Just a final word. Why is it happening at all? Many people in the universities would say that it’s because we’ve got a reactionary philistine government in power which is determined to spend as little money as possible on education and public services. There may be some truth in this. But it doesn’t get to the heart of the matter. It was the last Labour government which started to make serious cuts in the education budget, which caused many redundancies by shutting down Colleges of Education, and which began to talk about and pave the way for redundancies in the universities. So, in government, both parties have moved in the same direction. The continuing recession in world trade has forced them (as it’s forcing governments elsewhere) to limit investment in the training of skilled manpower which is what universities are about.
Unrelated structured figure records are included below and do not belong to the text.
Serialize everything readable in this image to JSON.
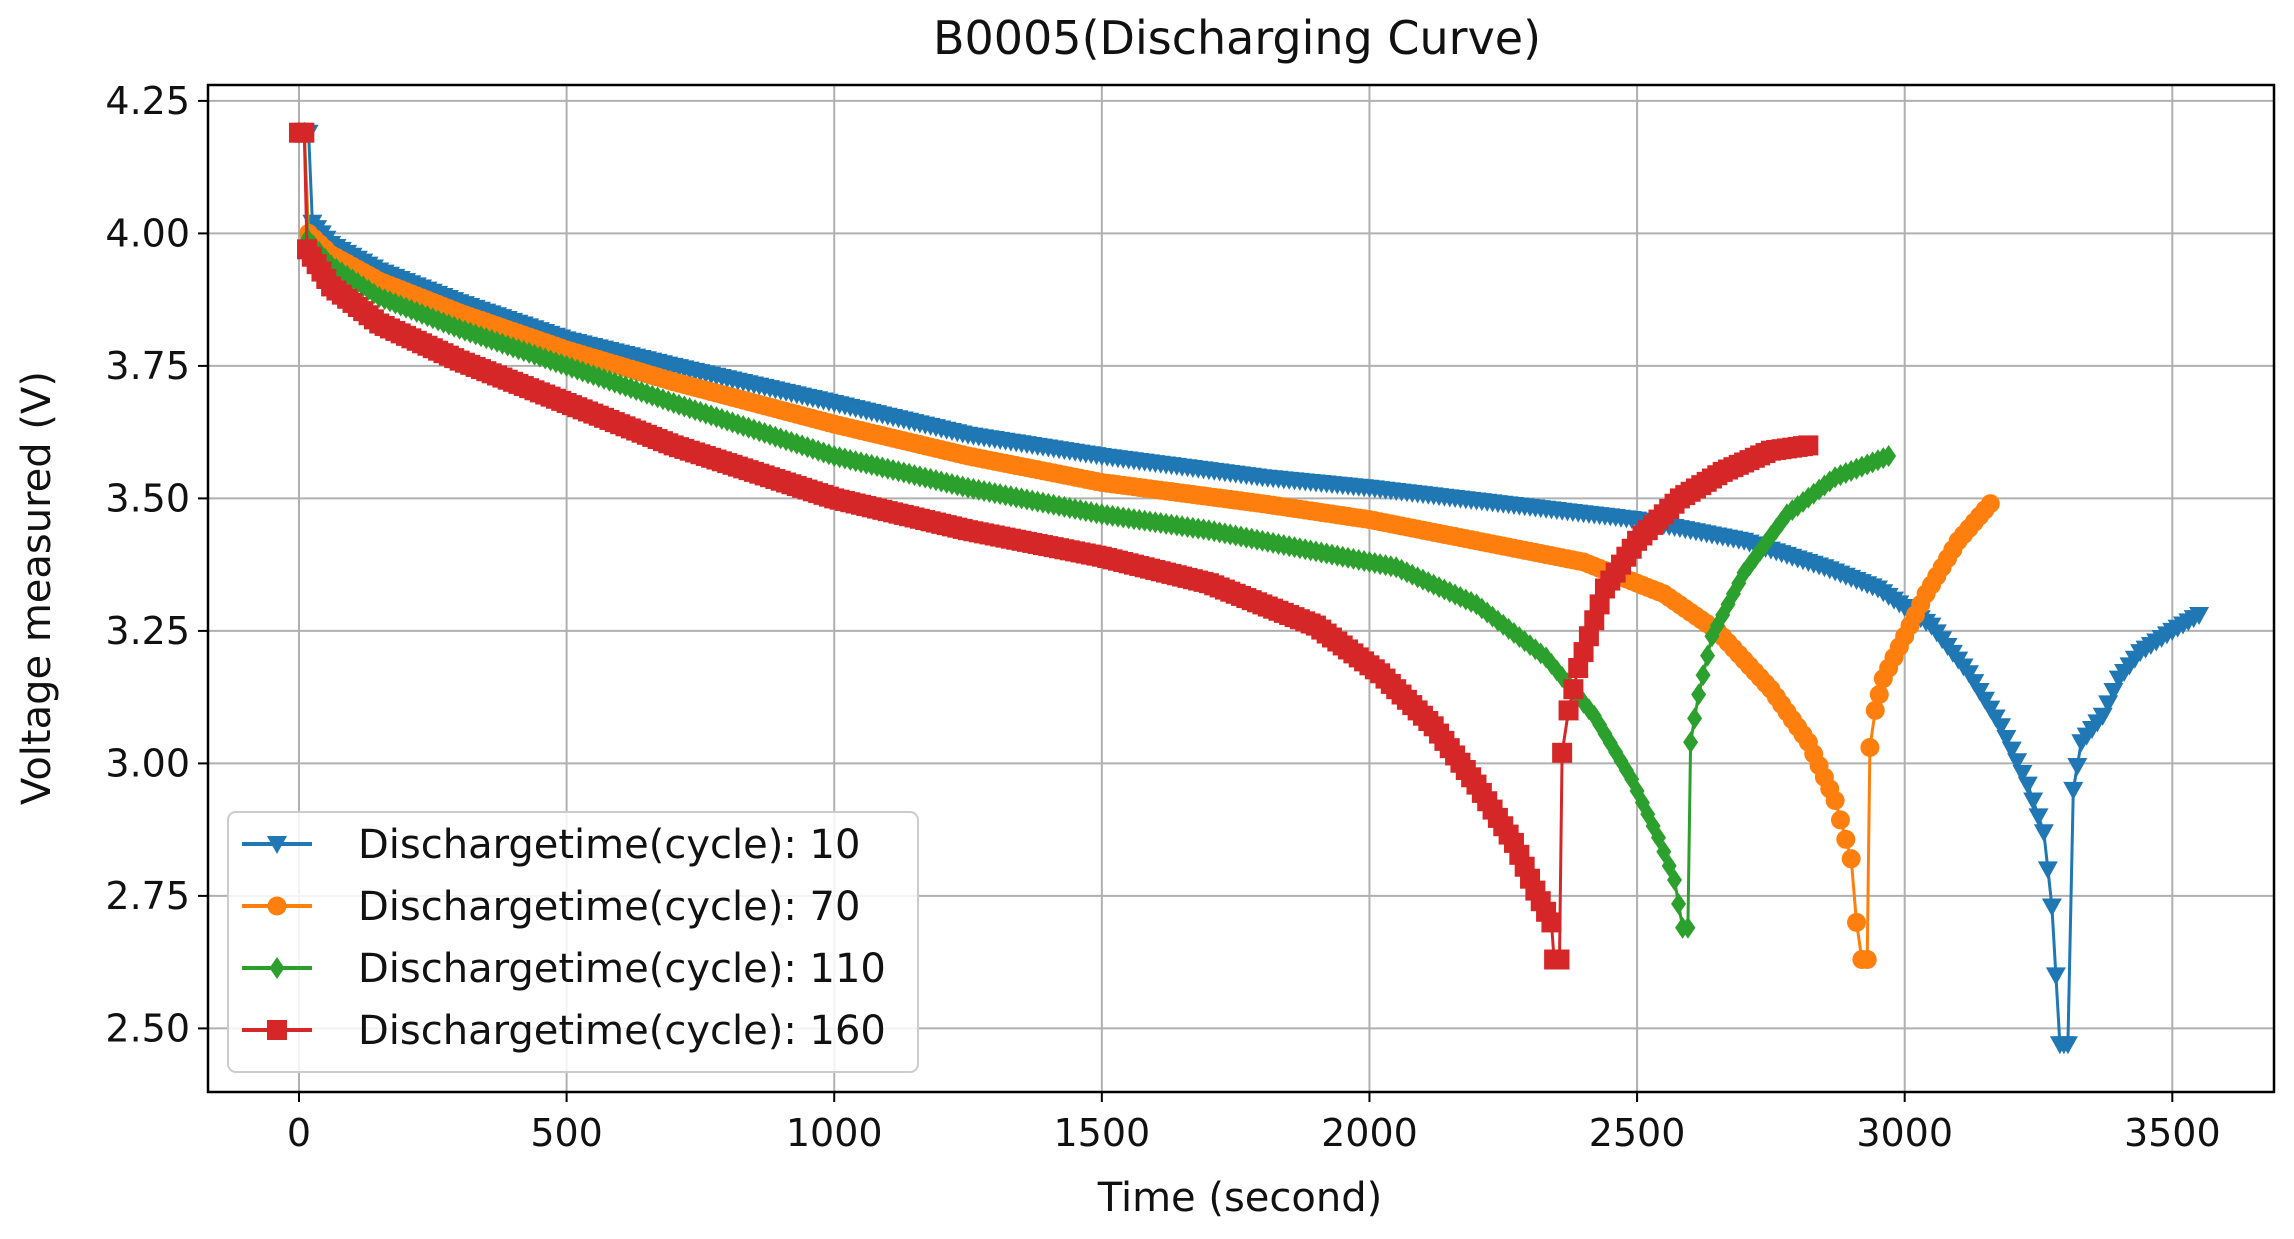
{
  "chart_data": {
    "type": "line",
    "title": "B0005(Discharging Curve)",
    "xlabel": "Time (second)",
    "ylabel": "Voltage measured (V)",
    "xlim": [
      -170,
      3690
    ],
    "ylim": [
      2.38,
      4.28
    ],
    "xticks": [
      0,
      500,
      1000,
      1500,
      2000,
      2500,
      3000,
      3500
    ],
    "xtick_labels": [
      "0",
      "500",
      "1000",
      "1500",
      "2000",
      "2500",
      "3000",
      "3500"
    ],
    "yticks": [
      2.5,
      2.75,
      3.0,
      3.25,
      3.5,
      3.75,
      4.0,
      4.25
    ],
    "ytick_labels": [
      "2.50",
      "2.75",
      "3.00",
      "3.25",
      "3.50",
      "3.75",
      "4.00",
      "4.25"
    ],
    "grid": true,
    "legend_position": "lower-left",
    "series": [
      {
        "name": "Dischargetime(cycle): 10",
        "color": "#1f77b4",
        "marker": "triangle-down",
        "points": [
          [
            0,
            4.19
          ],
          [
            18,
            4.19
          ],
          [
            25,
            4.02
          ],
          [
            60,
            3.98
          ],
          [
            150,
            3.93
          ],
          [
            300,
            3.87
          ],
          [
            500,
            3.8
          ],
          [
            700,
            3.75
          ],
          [
            1000,
            3.68
          ],
          [
            1250,
            3.62
          ],
          [
            1500,
            3.58
          ],
          [
            1800,
            3.54
          ],
          [
            2000,
            3.52
          ],
          [
            2250,
            3.49
          ],
          [
            2500,
            3.46
          ],
          [
            2700,
            3.42
          ],
          [
            2850,
            3.37
          ],
          [
            2950,
            3.33
          ],
          [
            3050,
            3.26
          ],
          [
            3120,
            3.17
          ],
          [
            3180,
            3.07
          ],
          [
            3230,
            2.96
          ],
          [
            3260,
            2.87
          ],
          [
            3275,
            2.73
          ],
          [
            3290,
            2.47
          ],
          [
            3305,
            2.47
          ],
          [
            3315,
            2.95
          ],
          [
            3330,
            3.04
          ],
          [
            3370,
            3.09
          ],
          [
            3400,
            3.16
          ],
          [
            3440,
            3.21
          ],
          [
            3500,
            3.25
          ],
          [
            3550,
            3.28
          ]
        ]
      },
      {
        "name": "Dischargetime(cycle): 70",
        "color": "#ff7f0e",
        "marker": "circle",
        "points": [
          [
            0,
            4.19
          ],
          [
            10,
            4.19
          ],
          [
            18,
            4.0
          ],
          [
            60,
            3.96
          ],
          [
            150,
            3.91
          ],
          [
            300,
            3.85
          ],
          [
            500,
            3.78
          ],
          [
            700,
            3.72
          ],
          [
            1000,
            3.64
          ],
          [
            1250,
            3.58
          ],
          [
            1500,
            3.53
          ],
          [
            1800,
            3.49
          ],
          [
            2000,
            3.46
          ],
          [
            2200,
            3.42
          ],
          [
            2400,
            3.38
          ],
          [
            2550,
            3.32
          ],
          [
            2650,
            3.25
          ],
          [
            2750,
            3.14
          ],
          [
            2820,
            3.04
          ],
          [
            2870,
            2.93
          ],
          [
            2900,
            2.82
          ],
          [
            2910,
            2.7
          ],
          [
            2920,
            2.63
          ],
          [
            2930,
            2.63
          ],
          [
            2935,
            3.03
          ],
          [
            2945,
            3.1
          ],
          [
            2960,
            3.16
          ],
          [
            2990,
            3.22
          ],
          [
            3040,
            3.32
          ],
          [
            3100,
            3.42
          ],
          [
            3160,
            3.49
          ]
        ]
      },
      {
        "name": "Dischargetime(cycle): 110",
        "color": "#2ca02c",
        "marker": "diamond",
        "points": [
          [
            0,
            4.19
          ],
          [
            10,
            4.19
          ],
          [
            16,
            3.99
          ],
          [
            60,
            3.94
          ],
          [
            150,
            3.88
          ],
          [
            300,
            3.82
          ],
          [
            500,
            3.75
          ],
          [
            700,
            3.68
          ],
          [
            1000,
            3.58
          ],
          [
            1250,
            3.52
          ],
          [
            1500,
            3.47
          ],
          [
            1700,
            3.44
          ],
          [
            1900,
            3.4
          ],
          [
            2050,
            3.37
          ],
          [
            2200,
            3.3
          ],
          [
            2330,
            3.2
          ],
          [
            2420,
            3.09
          ],
          [
            2490,
            2.97
          ],
          [
            2540,
            2.86
          ],
          [
            2570,
            2.78
          ],
          [
            2585,
            2.69
          ],
          [
            2595,
            2.69
          ],
          [
            2600,
            3.04
          ],
          [
            2615,
            3.13
          ],
          [
            2640,
            3.24
          ],
          [
            2700,
            3.36
          ],
          [
            2780,
            3.47
          ],
          [
            2870,
            3.54
          ],
          [
            2970,
            3.58
          ]
        ]
      },
      {
        "name": "Dischargetime(cycle): 160",
        "color": "#d62728",
        "marker": "square",
        "points": [
          [
            0,
            4.19
          ],
          [
            10,
            4.19
          ],
          [
            15,
            3.97
          ],
          [
            60,
            3.9
          ],
          [
            150,
            3.83
          ],
          [
            300,
            3.76
          ],
          [
            500,
            3.68
          ],
          [
            700,
            3.6
          ],
          [
            1000,
            3.5
          ],
          [
            1250,
            3.44
          ],
          [
            1500,
            3.39
          ],
          [
            1700,
            3.34
          ],
          [
            1900,
            3.26
          ],
          [
            2020,
            3.17
          ],
          [
            2120,
            3.07
          ],
          [
            2200,
            2.96
          ],
          [
            2270,
            2.85
          ],
          [
            2310,
            2.76
          ],
          [
            2340,
            2.7
          ],
          [
            2345,
            2.63
          ],
          [
            2355,
            2.63
          ],
          [
            2360,
            3.02
          ],
          [
            2372,
            3.1
          ],
          [
            2390,
            3.18
          ],
          [
            2440,
            3.33
          ],
          [
            2500,
            3.42
          ],
          [
            2580,
            3.5
          ],
          [
            2660,
            3.55
          ],
          [
            2750,
            3.59
          ],
          [
            2820,
            3.6
          ]
        ]
      }
    ]
  }
}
The end result of this had to be unemployment.
This brings me back to those of my colleagues who wanted to be “consulted”. When it was pointed out to one of them that workers in many other occupations were being sacked without being “consulted”, the reply was: “Yes, but we’re not down the mines”. This nicely summed up the view long held by most university lecturers that they’re a kind of privileged élite with special status and nothing to fear, that they’re somehow in a different category from workers in other jobs and that their employer, recognising this, will somehow treat them in a special way.
In fact university lecturers, whatever their image of themselves, are just as much members of the working class as anyone who, in order to live has to sell his energies to an employer for a wage or salary. He will also tell them that, in times of economic crisis, “status” doesn't make their job one bit more secure than that of their fellow wage-slaves “down the mine”. Universities are an important part of the profit system, giving to a section of the working class (the students) the intellectual skills that their future employers will need and will buy from them. And their employers will be in business for one reason alone—profit (or, if the government’s the employer, to provide the employing class with the services necessary to realise that profit).
Here’s hoping that the present shake-up will at least shake some of my colleagues out of their comfortable self-satisfied view of the world. Here’s hoping that their first direct taste of working-class insecurity will make them use their intellectual skills to look closely not just at their academic specialities but at how present-day society works. Here’s hoping that they'll sec its absurdity and come to the conclusion that social sanity means the end of the wages system and the end of production for profit. There is no other way of ending that terrible ever-present wastage of human skills and energies known as unemployment.